In just a few hundred years the Dutch managed to rise a country from the depths of the sea. Martin Philippo dives deep below sea level to visit the National Classic Car Day in Lelystad.

In a way it is not such a strange thing that one of the youngest cities in the land has become the venue of choice for one of the largest classic car events in the country. A town with just recent heritage seamlessly connects to a gigantic collection of classic cars, all telling their own tale of recent history. It happens again every year at the National Classic Car Day in Lelystad. OK, the programme isn’t very original, but it does the trick splendidly. A lot of classics, a tour for the participants and a few bands to entertain the audience. What really makes this National Classic Car Day stand out, is the great ambiance of the harbour and the enormous variety of vehicles. No wonder the crowds arrive in great numbers to enjoy all this.
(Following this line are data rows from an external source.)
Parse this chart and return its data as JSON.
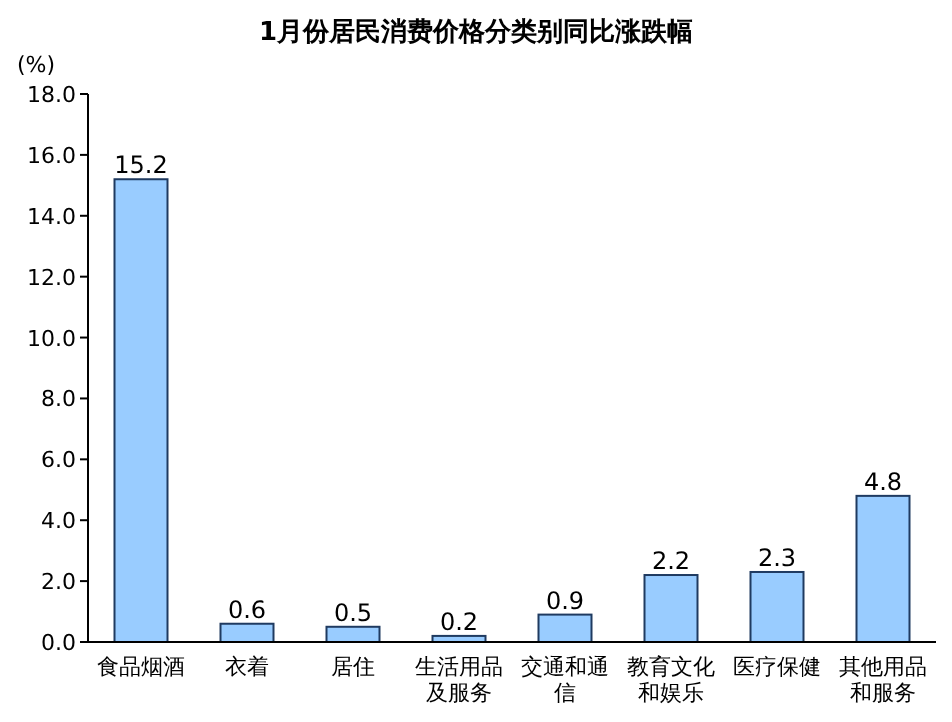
{
  "chart_data": {
    "type": "bar",
    "title": "1月份居民消费价格分类别同比涨跌幅",
    "ylabel": "(%)",
    "categories": [
      "食品烟酒",
      "衣着",
      "居住",
      "生活用品及服务",
      "交通和通信",
      "教育文化和娱乐",
      "医疗保健",
      "其他用品和服务"
    ],
    "values": [
      15.2,
      0.6,
      0.5,
      0.2,
      0.9,
      2.2,
      2.3,
      4.8
    ],
    "color": "#99ccff",
    "ylim": [
      0,
      18
    ],
    "yticks": [
      {
        "value": 0,
        "label": "0.0"
      },
      {
        "value": 2,
        "label": "2.0"
      },
      {
        "value": 4,
        "label": "4.0"
      },
      {
        "value": 6,
        "label": "6.0"
      },
      {
        "value": 8,
        "label": "8.0"
      },
      {
        "value": 10,
        "label": "10.0"
      },
      {
        "value": 12,
        "label": "12.0"
      },
      {
        "value": 14,
        "label": "14.0"
      },
      {
        "value": 16,
        "label": "16.0"
      },
      {
        "value": 18,
        "label": "18.0"
      }
    ],
    "data_labels": true
  }
}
Besides watching a day like this is great for listening too. Listening to the stories being told by the owners that stick around with their vehicles all day long. Mind you, there are a lot of these stories, like the one Mister de Groot tells us. He and his wife just arrived in their Saab 93F. Due to his age and poor health he struggles to talk, but he just won’t give in. We are patient listeners, ‘glued to his lips’, as the Dutch saying goes. He tells us about the days when he worked as an apprentice at some car importer. He names a few makes that have long since disappeared into oblivion, but they don’t count for this particular story. ‘One day’, he continues, ‘my boss calls me and takes me to the port of Amsterdam. Something new was going to arrive! A container was unloaded and inside there were two rather particular cars. The first one was destined for the Dutch Royal Family, the second one for the boss himself.’ He describes how the two puffing and smoking little cars were unloaded, telling us the intriguing story of the arrival of the two very first Saabs on Dutch soil. His own maroon Saab 93 is in a superb condition and has been in the family since new. Alas Mister de Groot’s condition isn’t just as wonderful and the car will have to go. A new proprietor is being looked for, one that will cherish the car just like Mister de Groot has for all these years.

Cue the owner of a beautiful Alvis. He has a lot to tell. So much we even forget to ask for his name. He tells us how he became the new owner of the car in an English pub one day. The British owner had been on the lookout for someone suitable to take over the care for his ‘baby’. Apparently he was the chosen one to become the new keeper for the car. He had just became the man with the important task of guarding the Alvis, saving it for future generations. And Gerrit Verhulst, the man in the red, topless Daf. One of only nine in the entire country. It looks as if it has just left the factory, it is simply brand spanking new. More stories to be told. About being young, about years spent in the workshop of Schoonderbeek Garage in Hillegom. Can it be a coincidence that the childhood friend we ran into lately at the Tulip Rallye is the son of this very garage? It’s a small world after all.

Watching and listening there is so much to enjoy at the National Classic Car Day in Lelystad. Soaking up the many tales and enjoying the cars themselves. The only thing you need to do is feast your eyes and ears. This young town has created itself a beautiful tradition. It should be proud of what it achieved in so little time. It is history in the making already!